En pleine crise du pétrole du Guyana, Washington frappe fort en sanctionnant le secteur pétrolier et gazier du Venezuela

Les États-Unis ont déclaré ce mardi réactiver dès avril les sanctions contre le secteur pétrolier et gazier vénézuélien, après avoir annoncé de nouvelles sanctions sur l'or. Ils dénoncent le non-respect par Caracas des engagements pris en vue de la tenue d'une élection présidentielle cette année, dont la date n'est toujours pas fixée.
Les États-Unis avaient ré-autorisé mi-octobre 2023 l'achat de gaz, de pétrole et d’or vénézuéliens pour une durée de six mois, avec prolongation sous condition.
Les États-Unis avaient ré-autorisé mi-octobre 2023 l'achat de gaz, de pétrole et d’or vénézuéliens pour une durée de six mois, avec prolongation sous condition. (Crédits : Carlos Jasso)

Gros coup de pression de Washington. Ce mardi, les États-Unis ont annoncé le rétablissement des sanctions contre le secteur pétrolier et gazier vénézuélien à compter d'avril prochain. Un retour en arrière puisque les autorités américaines les avaient allégées en octobre dernier. Cette décision fait suite à la confirmation par la Cour suprême vénézuélienne de l'inéligibilité pour 15 ans de Maria Corina Machado, qui a remporté haut la main la primaire de l'opposition vénézuélienne cet automne (plus de 2 millions de voix et 92% des suffrages).
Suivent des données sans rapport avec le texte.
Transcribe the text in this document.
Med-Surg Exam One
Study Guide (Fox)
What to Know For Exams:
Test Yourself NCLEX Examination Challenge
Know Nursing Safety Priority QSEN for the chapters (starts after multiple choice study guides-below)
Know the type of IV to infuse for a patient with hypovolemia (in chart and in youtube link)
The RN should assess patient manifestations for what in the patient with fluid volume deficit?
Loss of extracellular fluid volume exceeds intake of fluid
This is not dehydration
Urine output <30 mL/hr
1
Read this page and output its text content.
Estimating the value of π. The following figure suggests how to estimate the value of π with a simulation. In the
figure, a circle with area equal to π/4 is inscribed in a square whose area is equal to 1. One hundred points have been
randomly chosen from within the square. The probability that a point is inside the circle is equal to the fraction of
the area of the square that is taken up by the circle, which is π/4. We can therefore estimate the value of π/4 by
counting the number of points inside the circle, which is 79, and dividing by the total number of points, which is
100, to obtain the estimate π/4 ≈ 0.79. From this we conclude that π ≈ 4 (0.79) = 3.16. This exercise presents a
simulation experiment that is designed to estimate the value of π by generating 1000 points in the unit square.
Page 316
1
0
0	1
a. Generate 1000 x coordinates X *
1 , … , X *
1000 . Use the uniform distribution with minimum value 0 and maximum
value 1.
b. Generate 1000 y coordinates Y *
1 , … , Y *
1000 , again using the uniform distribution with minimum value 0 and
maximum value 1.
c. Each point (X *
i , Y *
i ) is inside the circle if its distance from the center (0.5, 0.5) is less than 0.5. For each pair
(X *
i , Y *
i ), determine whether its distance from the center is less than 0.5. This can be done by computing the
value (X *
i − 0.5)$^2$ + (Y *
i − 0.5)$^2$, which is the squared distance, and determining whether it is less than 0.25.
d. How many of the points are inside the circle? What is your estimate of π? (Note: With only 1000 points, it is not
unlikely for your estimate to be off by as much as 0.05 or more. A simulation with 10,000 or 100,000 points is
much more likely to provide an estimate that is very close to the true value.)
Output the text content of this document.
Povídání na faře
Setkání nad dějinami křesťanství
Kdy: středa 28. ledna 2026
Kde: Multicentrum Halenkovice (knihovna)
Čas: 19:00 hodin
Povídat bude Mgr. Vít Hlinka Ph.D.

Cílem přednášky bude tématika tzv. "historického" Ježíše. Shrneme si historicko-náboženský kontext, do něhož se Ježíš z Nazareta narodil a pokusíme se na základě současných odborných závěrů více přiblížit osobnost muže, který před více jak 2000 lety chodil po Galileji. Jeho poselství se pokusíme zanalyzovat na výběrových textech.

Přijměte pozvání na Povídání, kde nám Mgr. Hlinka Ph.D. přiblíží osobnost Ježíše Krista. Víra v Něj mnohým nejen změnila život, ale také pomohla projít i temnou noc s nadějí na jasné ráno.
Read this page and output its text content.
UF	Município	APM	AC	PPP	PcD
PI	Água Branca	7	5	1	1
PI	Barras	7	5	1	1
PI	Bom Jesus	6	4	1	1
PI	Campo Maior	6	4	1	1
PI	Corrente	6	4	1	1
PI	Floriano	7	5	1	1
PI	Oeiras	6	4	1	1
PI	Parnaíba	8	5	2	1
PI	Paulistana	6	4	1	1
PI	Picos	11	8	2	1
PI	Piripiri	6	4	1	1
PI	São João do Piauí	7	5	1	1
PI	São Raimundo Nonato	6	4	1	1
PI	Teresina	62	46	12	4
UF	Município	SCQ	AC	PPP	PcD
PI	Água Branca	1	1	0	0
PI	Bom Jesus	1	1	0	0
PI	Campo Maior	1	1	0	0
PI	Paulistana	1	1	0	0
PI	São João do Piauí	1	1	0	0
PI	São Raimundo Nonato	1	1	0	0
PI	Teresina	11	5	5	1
« En l'absence de progrès (...), notamment pour permettre à tous les candidats à la présidence de concourir à l'élection de cette année, les États-Unis ne renouvelleront pas la licence (autorisant l'achat de pétrole et de gaz vénézuéliens) lorsqu'elle arrivera à échéance le 18 avril 2024 », a ainsi déclaré le porte-parole du département d'État américain, Matthew Miller, dans un communiqué ce mardi 30 janvier.

La veille déjà, en conséquence de cette même confirmation de la Cour suprême, les États-Unis avaient annoncé qu'ils imposaient à nouveau des sanctions à l'encontre de la compagnie publique Minerven, qui exploite des mines d'or. L'organisme de contrôle financier (Ofac) du département du Trésor américain a indiqué dans une note qu'il donnait jusqu'au 13 février 2024 pour « terminer toute transaction en cours » avec cette structure.

Un accord qui vole déjà en éclats

Pour les États-Unis, cette décision de la Cour suprême vénézuélienne « n'est pas conforme » à l'accord signé en octobre à la Barbade entre les représentants du président Nicolas Maduro, et ceux de l'opposition dans le but d'organiser une élection présidentielle équitable en 2024.

Une feuille de route électorale avait ainsi été fixée pour permettre à tous les partis de sélectionner leurs candidats à l'élection présidentielle. Elle prévoyait aussi la présence d'observateurs internationaux et garantissait que le scrutin se tiendrai au deuxième semestre - la date n'a toujours pas été fixée. Cela représentait une avancée majeure car les négociations entre le pouvoir et l'opposition à ce sujet étaient au point mort depuis novembre 2022.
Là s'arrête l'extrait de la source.